Her eyes narrowed. “Someone like me?”

He shrugged, turning to lean casually against the window frame.

“She has letters,” he said, ignoring her question. Dipping a hand into his chest pocket, he drew out a worn, creased piece of parchment. “Many, in fact. Writes to you most nights. And yet… you seem to have received none. One has to wonder why.”

Penelope reached for the envelope but he lifted his hand, clicking his tongue as he waved it above her.

“I have done my job. You know she lives. You know she is in no danger.”

“She sent you with a letter—that is mine! Eleanor wanted me to have it!”

“And she is neither my ward nor my keeper,” he said smoothly. “I told you of her letters. You know she breathes. Beyond that, Lamb, I owe nothing to you nor her.”

“Please. I can pay you. Good coin—gold, silver.

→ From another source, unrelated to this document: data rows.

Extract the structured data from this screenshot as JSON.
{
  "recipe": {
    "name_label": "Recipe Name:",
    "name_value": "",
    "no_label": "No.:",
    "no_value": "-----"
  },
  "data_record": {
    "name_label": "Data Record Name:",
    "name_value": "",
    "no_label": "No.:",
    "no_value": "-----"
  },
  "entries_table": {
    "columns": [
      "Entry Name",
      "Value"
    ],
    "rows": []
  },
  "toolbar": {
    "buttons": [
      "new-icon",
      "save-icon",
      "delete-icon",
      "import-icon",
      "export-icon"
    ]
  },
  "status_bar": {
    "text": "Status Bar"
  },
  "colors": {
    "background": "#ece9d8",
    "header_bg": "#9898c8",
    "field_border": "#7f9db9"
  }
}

Whatever you want!”

“Whatever I want?” He laughed, low and without mirth. “I have walked the world long since before your grandparents’ time. I have more wealth than anything your dear father could dream of offering.”

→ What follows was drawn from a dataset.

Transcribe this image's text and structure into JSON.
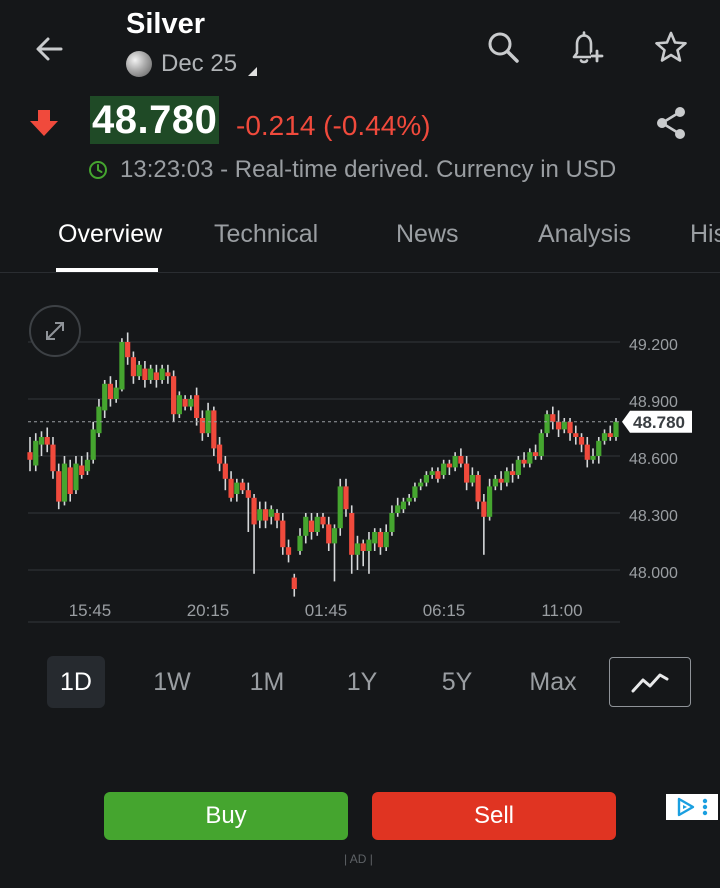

“Then what is it you wish for? Clearly you want something or you would not have mentioned the letters. So, what is it?”

“I wish to make you an offer. A fair one, if you will have it.”

Penelope’s brows scrunched together, their closeness suddenly dawning on her. Releasing his shirt, she stepped back.

“I shall give you all the letters she writes, become your personal courier. I will also give her your letters should you wish to write back.”

He would do that? A vampire? He would risk wandering beyond the reaches of the Evermore forest for… her?

The vampire’s red eyes were steady upon her.

His brown skin soft under the light of the moon that poured into her room.

He was taller than anyone she had met before and looked as though he were carved from the mountains.

If he wanted to, he could take her, and her screams would be lost to the night.

He had no reason to offer her anything. So, if he was asking, that meant it was something only she could offer.

Only she could know. And likely, it would be no small ask.

Not when he seemed to know Eleanor, and know Penelope’s habits of how oft she would stare out the window.

“What do you want?” she finally asked. “If it is not coin, I do not see that there is much I can offer.”

The vampire smiled as he took a step forward, his eyes upon her like a predator, his fangs peaking out of the corners of his mouth.

Penelope swallowed nothing but her own fear.

Those fangs had tasted blood—violence. They have killed. Knew the taste of death.

“Teach me to play,” he said, tilting his chin toward the grand piano behind her. “Every night, when I know you are alone and your father is asleep. And,” he paused.

Penelope’s breath caught in her throat. Of course. Of course there was more. Of course he would not ask for something as simple as having her play School Ma’am.

Leaning in, his breath fanned the nape of her neck as his voice turned into something smooth, something dangerous.

“And each night,” he continued, “you will let me drink from you until you have satisfied me.”